Aviação

Boeing 777: a "fadiga do metal", uma lei física que pode causar acidentes

Boeing 777 da United Airlines - Daniel Slim/AFP

As autoridades americanas consideram a pista da "fadiga do metal" das pás do motor como elemento para elucidar as causas do incidente de sábado (20) em um voo da United Airlines, que provocou a imobilização parcial da frota mundial dos Boeing 777.   

Quando um material é usado com frequência, esse fenômeno físico pode fazer com que ele se deforme e, posteriormente, seja danificado. 

Falhas em aviões ou trens causadas pela "fadiga do metal" podem ser explicadas por um "defeito de fabricação" ou por um "problema de manutenção", mas sem excluir uma "parte de azar", afirmam os especialistas à AFP. 

Como no caso de um pequeno 'clipe' de metal de escritório, que é mais facilmente quebrado girando-o de forma cíclica e frequente em vez de puxá-lo "com muita força", de acordo com esse mesmo princípio, os materiais que compõem os motores "cansam" e podem quebrar, explica François Hild, diretor de pesquisa em mecânica dos materiais do francês CNRS (Centro Nacional de Pesquisa Científica). 

Nos aviões, as pás das turbinas utilizadas para acelerar a entrada de ar no reator - várias das quais quebraram causando um incêndio em um motor do Boeing 777 - realizam ciclos de movimentos semelhantes: "quando o motor está funcionando, ele sacode, e quando para, se solta", observa Pascal Roche, professor de Propulsão da Escola Nacional de Aviação Civil de Toulouse (ENAC). 

"Ao repetir isso dezenas, centenas ou mesmo milhares de vezes, o material pode quebrar", acrescenta Hild. 

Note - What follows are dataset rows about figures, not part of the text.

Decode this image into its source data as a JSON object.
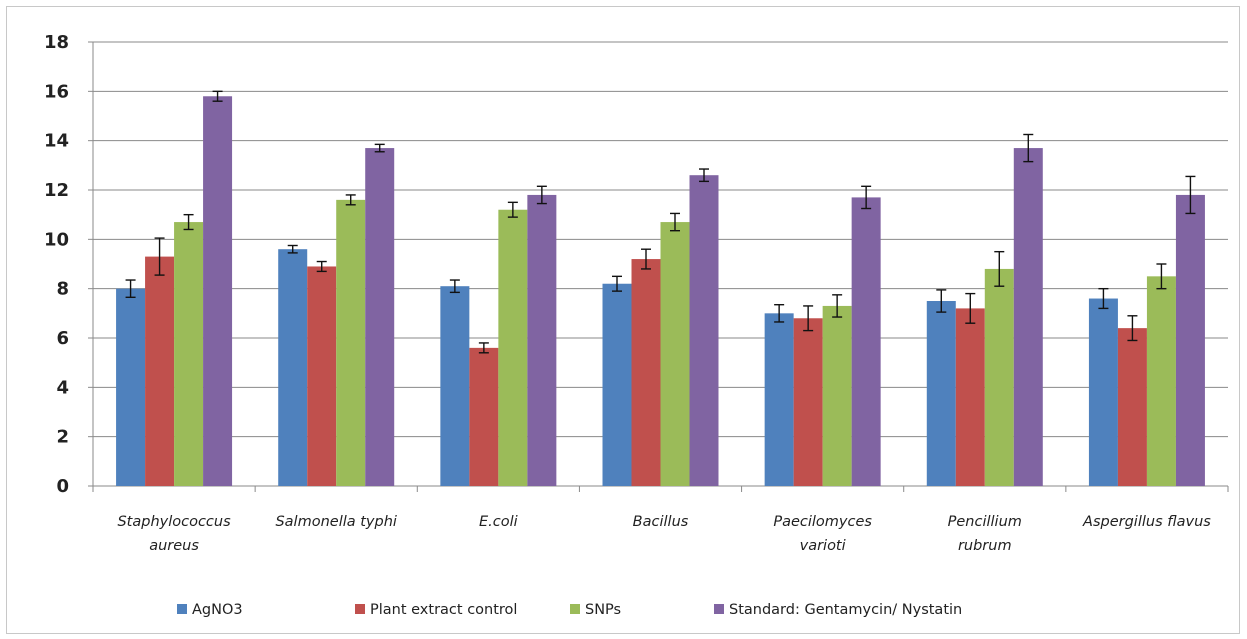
{
  "chart_data": {
    "type": "bar",
    "categories": [
      [
        "Staphylococcus",
        "aureus"
      ],
      [
        "Salmonella typhi"
      ],
      [
        "E.coli"
      ],
      [
        "Bacillus"
      ],
      [
        "Paecilomyces",
        "varioti"
      ],
      [
        "Pencillium",
        "rubrum"
      ],
      [
        "Aspergillus flavus"
      ]
    ],
    "series": [
      {
        "name": "AgNO3",
        "color": "#4f81bd",
        "values": [
          8.0,
          9.6,
          8.1,
          8.2,
          7.0,
          7.5,
          7.6
        ],
        "errors": [
          0.35,
          0.15,
          0.25,
          0.3,
          0.35,
          0.45,
          0.4
        ]
      },
      {
        "name": "Plant extract control",
        "color": "#c0504d",
        "values": [
          9.3,
          8.9,
          5.6,
          9.2,
          6.8,
          7.2,
          6.4
        ],
        "errors": [
          0.75,
          0.2,
          0.2,
          0.4,
          0.5,
          0.6,
          0.5
        ]
      },
      {
        "name": "SNPs",
        "color": "#9bbb59",
        "values": [
          10.7,
          11.6,
          11.2,
          10.7,
          7.3,
          8.8,
          8.5
        ],
        "errors": [
          0.3,
          0.2,
          0.3,
          0.35,
          0.45,
          0.7,
          0.5
        ]
      },
      {
        "name": "Standard: Gentamycin/ Nystatin",
        "color": "#8064a2",
        "values": [
          15.8,
          13.7,
          11.8,
          12.6,
          11.7,
          13.7,
          11.8
        ],
        "errors": [
          0.2,
          0.15,
          0.35,
          0.25,
          0.45,
          0.55,
          0.75
        ]
      }
    ],
    "ylim": [
      0,
      18
    ],
    "yticks": [
      0,
      2,
      4,
      6,
      8,
      10,
      12,
      14,
      16,
      18
    ],
    "grid": true,
    "legend_position": "bottom",
    "title": "",
    "xlabel": "",
    "ylabel": ""
  }
}
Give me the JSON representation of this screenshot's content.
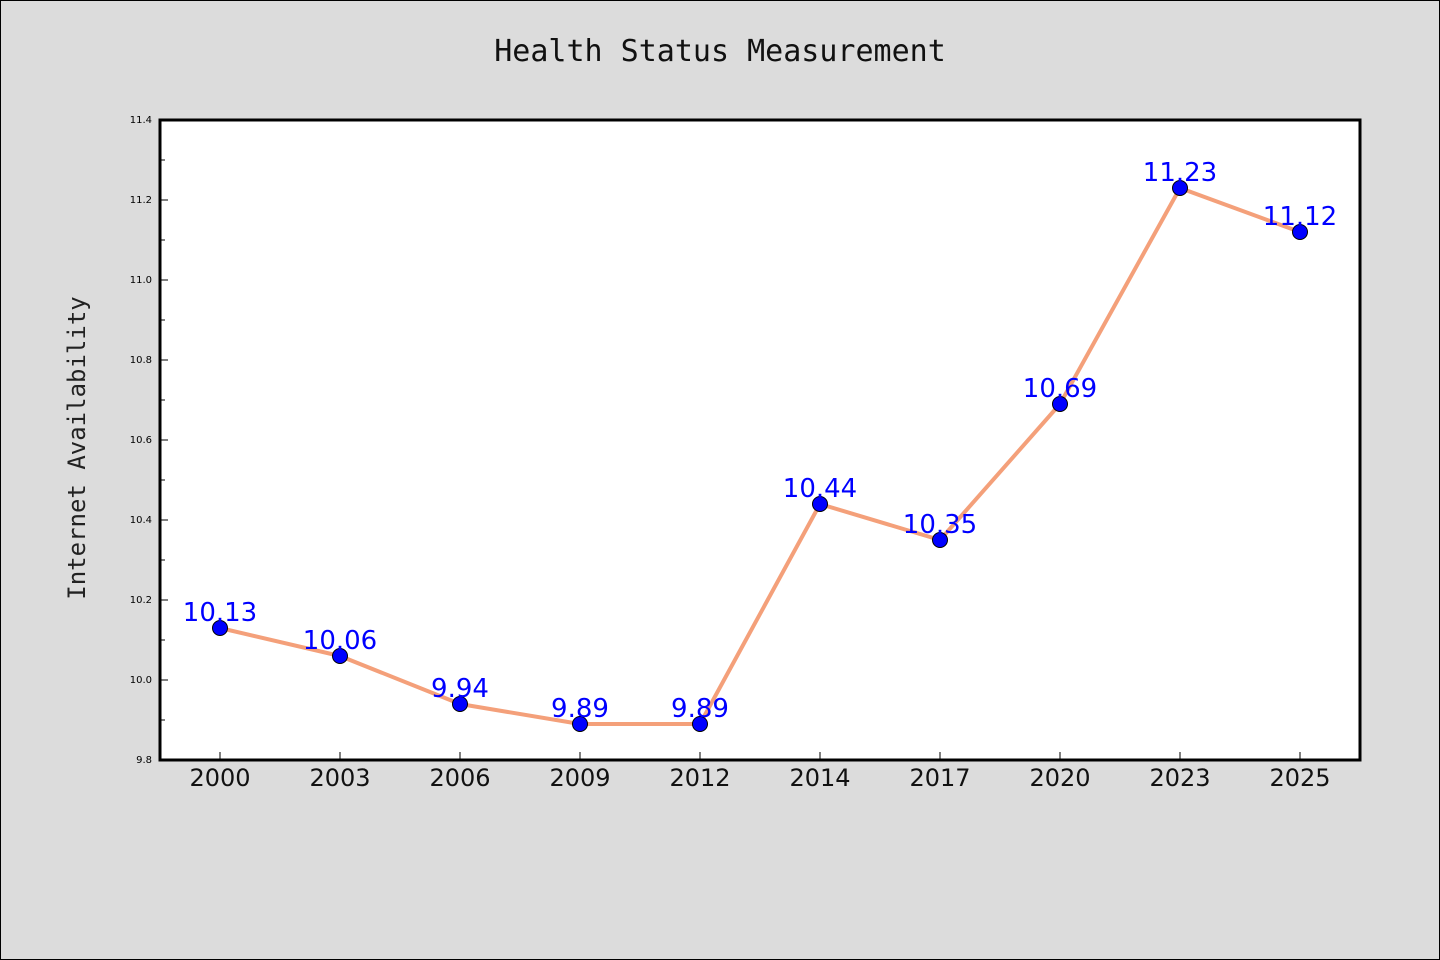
{
  "chart_data": {
    "type": "line",
    "title": "Health Status Measurement",
    "xlabel": "",
    "ylabel": "Internet Availability",
    "categories": [
      "2000",
      "2003",
      "2006",
      "2009",
      "2012",
      "2014",
      "2017",
      "2020",
      "2023",
      "2025"
    ],
    "series": [
      {
        "values": [
          10.13,
          10.06,
          9.94,
          9.89,
          9.89,
          10.44,
          10.35,
          10.69,
          11.23,
          11.12
        ]
      }
    ],
    "data_labels": [
      "10.13",
      "10.06",
      "9.94",
      "9.89",
      "9.89",
      "10.44",
      "10.35",
      "10.69",
      "11.23",
      "11.12"
    ],
    "ylim": [
      9.8,
      11.4
    ],
    "y_ticks": [
      "9.8",
      "10.0",
      "10.2",
      "10.4",
      "10.6",
      "10.8",
      "11.0",
      "11.2",
      "11.4"
    ],
    "grid": false,
    "legend": "none",
    "colors": {
      "line": "#f4a07a",
      "marker": "#0000ff",
      "label": "#0000ff",
      "plot_bg": "#ffffff",
      "figure_bg": "#dcdcdc"
    }
  }
}
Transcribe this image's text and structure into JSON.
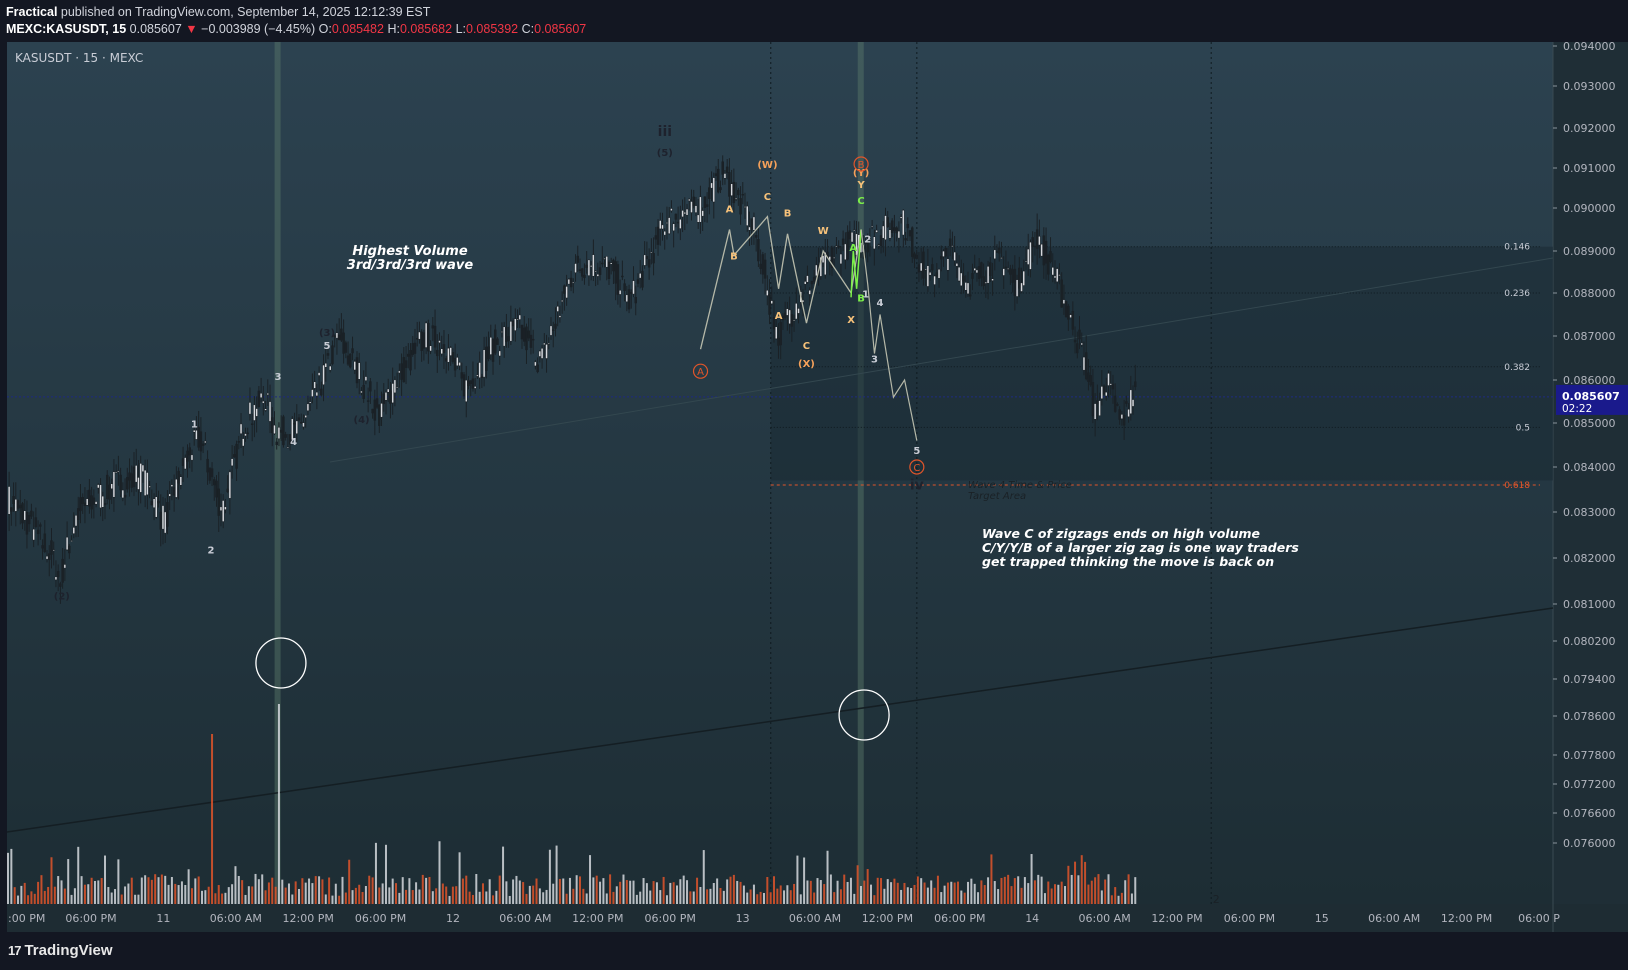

Após outro incidente semelhante no início de 2018, envolvendo este mesmo modelo de motor Pratt & Withney, que usa parte dos Boeing 777, a agência reguladora de aviação americana, a FAA, informou na época que havia solicitado "inspeções iniciais e depois frequentes a cada 6.500" decolagens. 

Também um possível "problema de manutenção" de peças que "não teriam sido alteradas com antecedência" é uma hipótese a ser considerada, alerta Pascal Roche.

Defeito de fabricação 
Precisamente, um defeito de manutenção estava no centro da investigação da pior catástrofe ferroviária depois da Segunda Guerra Mundial na Alemanha.

Em junho de 1998, um acidente de trem de alta velocidade causou 101 mortes em Eschede. A companhia ferroviária nacional alemã não havia substituído uma roda desgastada, cuja falha por causa da fadiga do metal fez com que um vagão descarrilasse. 

Mas a "fadiga do metal" nas lâminas de titânio também pode resultar de um "defeito de fabricação", sugere François Hild. 

"O titânio, por exemplo, é um metal que resiste muito bem à fadiga", mas "um defeito de fabricação, alguma impureza ou uma simples bolha de ar, faz com que as peças sejam mais sensíveis a esse fenômeno", explica. 

Um Airbus A380 sofreu um acidente semelhante em 2017, depois de perder uma parte significativa de um de seus quatro reatores voando sobre a Groenlândia. 

O Bureau Francês de Pesquisa e Análise (BEA) finalmente determinou que a explosão do motor foi causada por uma microfissura resultante da fadiga prematura de uma liga de titânio. 

A causa foi um defeito de fabricação durante o forjamento da peça. 

"Essa liga já era usada desde os anos 1970, havia um elemento de azar", explicou na época um especialista.